Layanan Aereo dimulai dari $8 per bulan dan tersedia antara lain di New York, Boston, Houston, dan Atlanta. Pelanggan mendapatkan sekitar dua lusin stasiun over-the-air lokal, ditambah saluran keuangan Bloomberg TV.

Di pasar New York, Aereo memiliki pusat data di Brooklyn dengan antena berukuran ribuan sentimeter. Ketika pelanggan ingin menonton suatu program secara langsung atau merekamnya, perusahaan untuk sementara memberikan antena kepada pelanggan dan mengirimkan program tersebut melalui Internet ke laptop, tablet, ponsel pintar, atau perangkat lain milik pelanggan.

Antena hanya digunakan oleh satu pelanggan pada satu waktu, dan Aereo mengatakan hal ini mirip dengan situasi di rumah, di mana pemirsa menggunakan antena pribadi untuk menonton siaran gratis melalui udara.

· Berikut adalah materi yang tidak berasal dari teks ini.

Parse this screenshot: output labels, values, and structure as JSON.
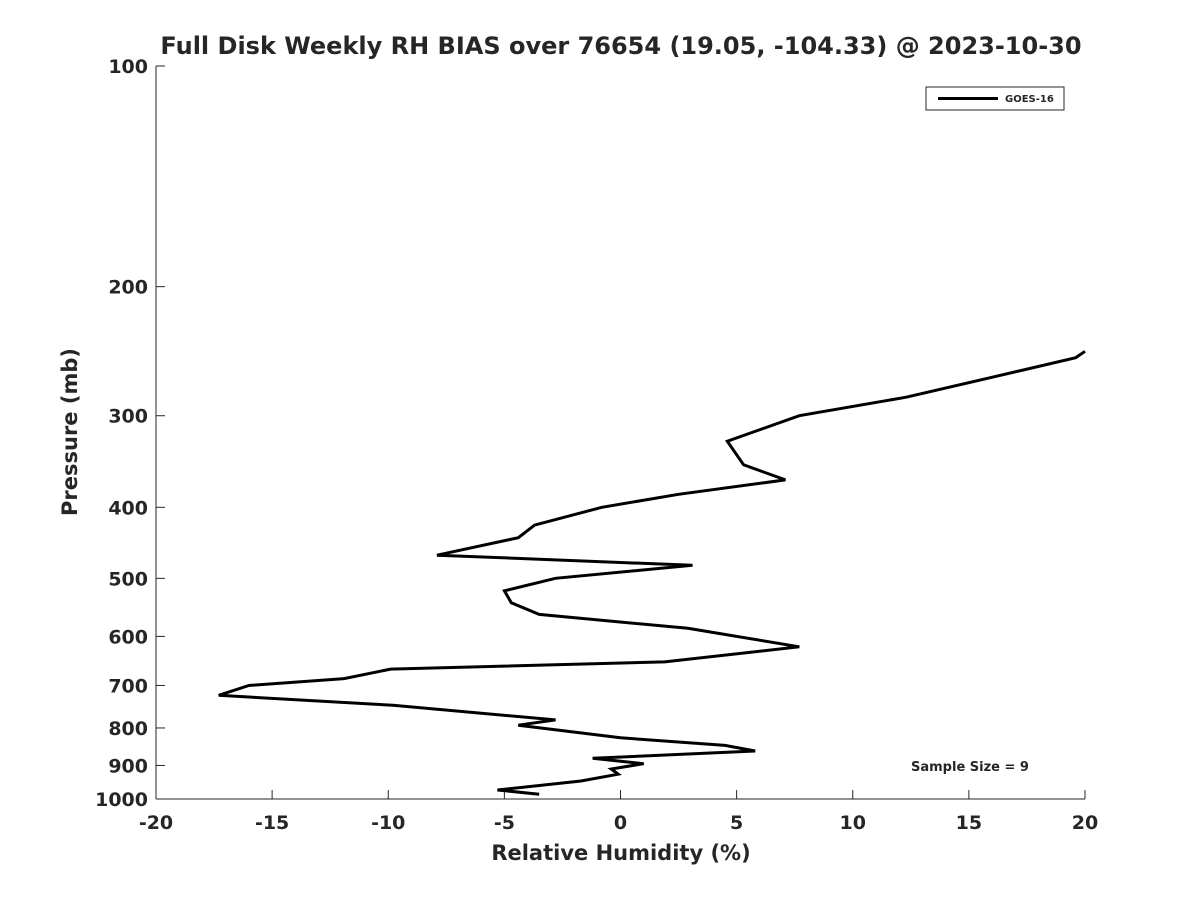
{
  "chart_data": {
    "type": "line",
    "title": "Full Disk Weekly RH BIAS over 76654 (19.05, -104.33) @ 2023-10-30",
    "xlabel": "Relative Humidity (%)",
    "ylabel": "Pressure (mb)",
    "xlim": [
      -20,
      20
    ],
    "ylim": [
      100,
      1000
    ],
    "y_scale": "log",
    "y_reversed": true,
    "grid": false,
    "xticks": [
      -20,
      -15,
      -10,
      -5,
      0,
      5,
      10,
      15,
      20
    ],
    "yticks": [
      100,
      200,
      300,
      400,
      500,
      600,
      700,
      800,
      900,
      1000
    ],
    "legend_position": "top-right",
    "annotation": "Sample Size = 9",
    "series": [
      {
        "name": "GOES-16",
        "color": "#000000",
        "points": [
          {
            "x": 20.0,
            "y": 245
          },
          {
            "x": 19.6,
            "y": 250
          },
          {
            "x": 16.2,
            "y": 265
          },
          {
            "x": 12.3,
            "y": 283
          },
          {
            "x": 7.7,
            "y": 300
          },
          {
            "x": 4.6,
            "y": 325
          },
          {
            "x": 5.3,
            "y": 350
          },
          {
            "x": 7.1,
            "y": 367
          },
          {
            "x": 2.5,
            "y": 384
          },
          {
            "x": -0.8,
            "y": 400
          },
          {
            "x": -3.7,
            "y": 423
          },
          {
            "x": -4.4,
            "y": 440
          },
          {
            "x": -7.9,
            "y": 465
          },
          {
            "x": 3.1,
            "y": 480
          },
          {
            "x": -2.8,
            "y": 500
          },
          {
            "x": -5.0,
            "y": 520
          },
          {
            "x": -4.7,
            "y": 540
          },
          {
            "x": -3.5,
            "y": 560
          },
          {
            "x": 2.9,
            "y": 585
          },
          {
            "x": 7.7,
            "y": 620
          },
          {
            "x": 1.9,
            "y": 650
          },
          {
            "x": -9.9,
            "y": 665
          },
          {
            "x": -11.9,
            "y": 685
          },
          {
            "x": -16.0,
            "y": 700
          },
          {
            "x": -17.3,
            "y": 722
          },
          {
            "x": -9.8,
            "y": 745
          },
          {
            "x": -2.8,
            "y": 780
          },
          {
            "x": -4.4,
            "y": 793
          },
          {
            "x": 0.0,
            "y": 825
          },
          {
            "x": 4.5,
            "y": 845
          },
          {
            "x": 5.8,
            "y": 860
          },
          {
            "x": -1.2,
            "y": 880
          },
          {
            "x": 1.0,
            "y": 895
          },
          {
            "x": -0.4,
            "y": 910
          },
          {
            "x": -0.1,
            "y": 925
          },
          {
            "x": -1.7,
            "y": 945
          },
          {
            "x": -5.3,
            "y": 972
          },
          {
            "x": -3.5,
            "y": 985
          }
        ]
      }
    ]
  }
}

Para penyiar dan pendukungnya berpendapat bahwa keunggulan kompetitif Aereo bukan terletak pada produknya, namun pada penghindaran membayarnya.

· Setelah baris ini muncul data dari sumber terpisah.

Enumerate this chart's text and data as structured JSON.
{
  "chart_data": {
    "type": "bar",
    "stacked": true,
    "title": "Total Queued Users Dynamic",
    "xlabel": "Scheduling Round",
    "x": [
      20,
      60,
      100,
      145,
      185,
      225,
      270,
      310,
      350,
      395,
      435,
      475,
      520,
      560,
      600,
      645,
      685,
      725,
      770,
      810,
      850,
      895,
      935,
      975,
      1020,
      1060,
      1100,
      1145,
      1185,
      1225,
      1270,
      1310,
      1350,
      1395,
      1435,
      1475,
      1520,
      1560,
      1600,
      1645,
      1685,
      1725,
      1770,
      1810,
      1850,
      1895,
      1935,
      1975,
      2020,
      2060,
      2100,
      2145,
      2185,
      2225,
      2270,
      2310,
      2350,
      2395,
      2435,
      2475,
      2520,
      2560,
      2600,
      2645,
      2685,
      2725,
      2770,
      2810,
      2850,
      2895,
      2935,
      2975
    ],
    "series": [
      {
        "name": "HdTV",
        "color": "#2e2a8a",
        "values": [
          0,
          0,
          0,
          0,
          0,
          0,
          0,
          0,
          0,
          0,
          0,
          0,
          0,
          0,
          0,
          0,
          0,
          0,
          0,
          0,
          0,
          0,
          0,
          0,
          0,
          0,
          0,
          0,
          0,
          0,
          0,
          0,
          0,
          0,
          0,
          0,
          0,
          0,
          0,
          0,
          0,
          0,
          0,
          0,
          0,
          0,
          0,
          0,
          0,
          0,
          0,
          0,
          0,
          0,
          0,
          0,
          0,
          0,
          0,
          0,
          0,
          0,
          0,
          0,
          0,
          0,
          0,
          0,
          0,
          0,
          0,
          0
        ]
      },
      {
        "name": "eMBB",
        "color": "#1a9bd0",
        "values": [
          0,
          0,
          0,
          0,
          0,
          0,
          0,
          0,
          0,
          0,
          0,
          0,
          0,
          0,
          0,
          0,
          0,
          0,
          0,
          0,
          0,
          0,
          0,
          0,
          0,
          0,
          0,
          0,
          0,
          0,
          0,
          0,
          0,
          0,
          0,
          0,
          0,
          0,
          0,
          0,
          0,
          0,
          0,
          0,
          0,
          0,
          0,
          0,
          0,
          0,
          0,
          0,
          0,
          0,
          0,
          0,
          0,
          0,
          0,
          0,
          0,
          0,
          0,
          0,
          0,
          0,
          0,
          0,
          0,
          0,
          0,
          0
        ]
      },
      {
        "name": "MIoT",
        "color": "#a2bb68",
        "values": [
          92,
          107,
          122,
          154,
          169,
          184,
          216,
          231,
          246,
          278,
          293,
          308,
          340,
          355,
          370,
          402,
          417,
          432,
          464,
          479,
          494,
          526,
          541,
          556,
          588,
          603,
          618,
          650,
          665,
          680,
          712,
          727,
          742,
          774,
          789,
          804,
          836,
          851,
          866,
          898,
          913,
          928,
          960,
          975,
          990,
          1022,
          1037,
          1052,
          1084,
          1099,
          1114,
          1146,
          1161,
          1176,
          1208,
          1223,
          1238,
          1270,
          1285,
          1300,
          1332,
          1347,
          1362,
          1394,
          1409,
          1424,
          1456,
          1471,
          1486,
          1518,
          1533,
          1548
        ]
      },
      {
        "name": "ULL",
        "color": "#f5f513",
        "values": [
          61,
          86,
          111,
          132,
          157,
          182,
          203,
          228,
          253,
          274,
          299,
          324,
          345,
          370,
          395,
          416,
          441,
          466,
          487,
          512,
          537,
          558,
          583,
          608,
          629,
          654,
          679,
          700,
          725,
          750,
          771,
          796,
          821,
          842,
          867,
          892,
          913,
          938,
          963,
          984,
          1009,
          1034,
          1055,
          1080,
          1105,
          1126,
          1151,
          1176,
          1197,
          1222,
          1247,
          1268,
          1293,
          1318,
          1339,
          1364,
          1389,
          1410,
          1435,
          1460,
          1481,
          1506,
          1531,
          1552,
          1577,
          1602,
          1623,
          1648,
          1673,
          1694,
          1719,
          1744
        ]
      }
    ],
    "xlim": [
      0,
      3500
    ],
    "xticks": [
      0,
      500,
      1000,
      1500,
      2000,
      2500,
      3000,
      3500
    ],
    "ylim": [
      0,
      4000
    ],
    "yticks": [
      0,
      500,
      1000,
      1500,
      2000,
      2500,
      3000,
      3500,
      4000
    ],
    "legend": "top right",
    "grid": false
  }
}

Pengadilan banding federal di New York memutuskan bahwa Aereo tidak melanggar hak cipta lembaga penyiaran dengan layanannya, namun layanan serupa diblokir oleh hakim di Los Angeles dan Washington, DC

Pengadilan Banding Sirkuit AS ke-2 di New York mengatakan keputusan tersebut berasal dari keputusan tahun 2008 yang memutuskan bahwa Cablevision Systems Corp. dapat menawarkan layanan perekaman video digital jarak jauh tanpa membayar biaya lisensi tambahan kepada lembaga penyiaran karena setiap siaran pemutaran dibuat untuk satu pelanggan dengan satu salinan unik yang dihasilkan oleh pelanggan tersebut. Mahkamah Agung menolak mendengarkan banding dari studio film, jaringan TV, dan perusahaan TV kabel.

Dalam kasus Aereo, hakim yang berbeda pendapat mengatakan keputusan pengadilannya akan menghapus undang-undang hak cipta. Hakim Denny Chin menyebut pengaturan Aereo palsu, dengan mengatakan bahwa masing-masing antena adalah “alat mirip Rube Goldberg” – perangkat yang terlalu rumit yang melakukan tugas sederhana dengan cara yang membingungkan – yang dibuat dengan tujuan menghindari undang-undang hak cipta.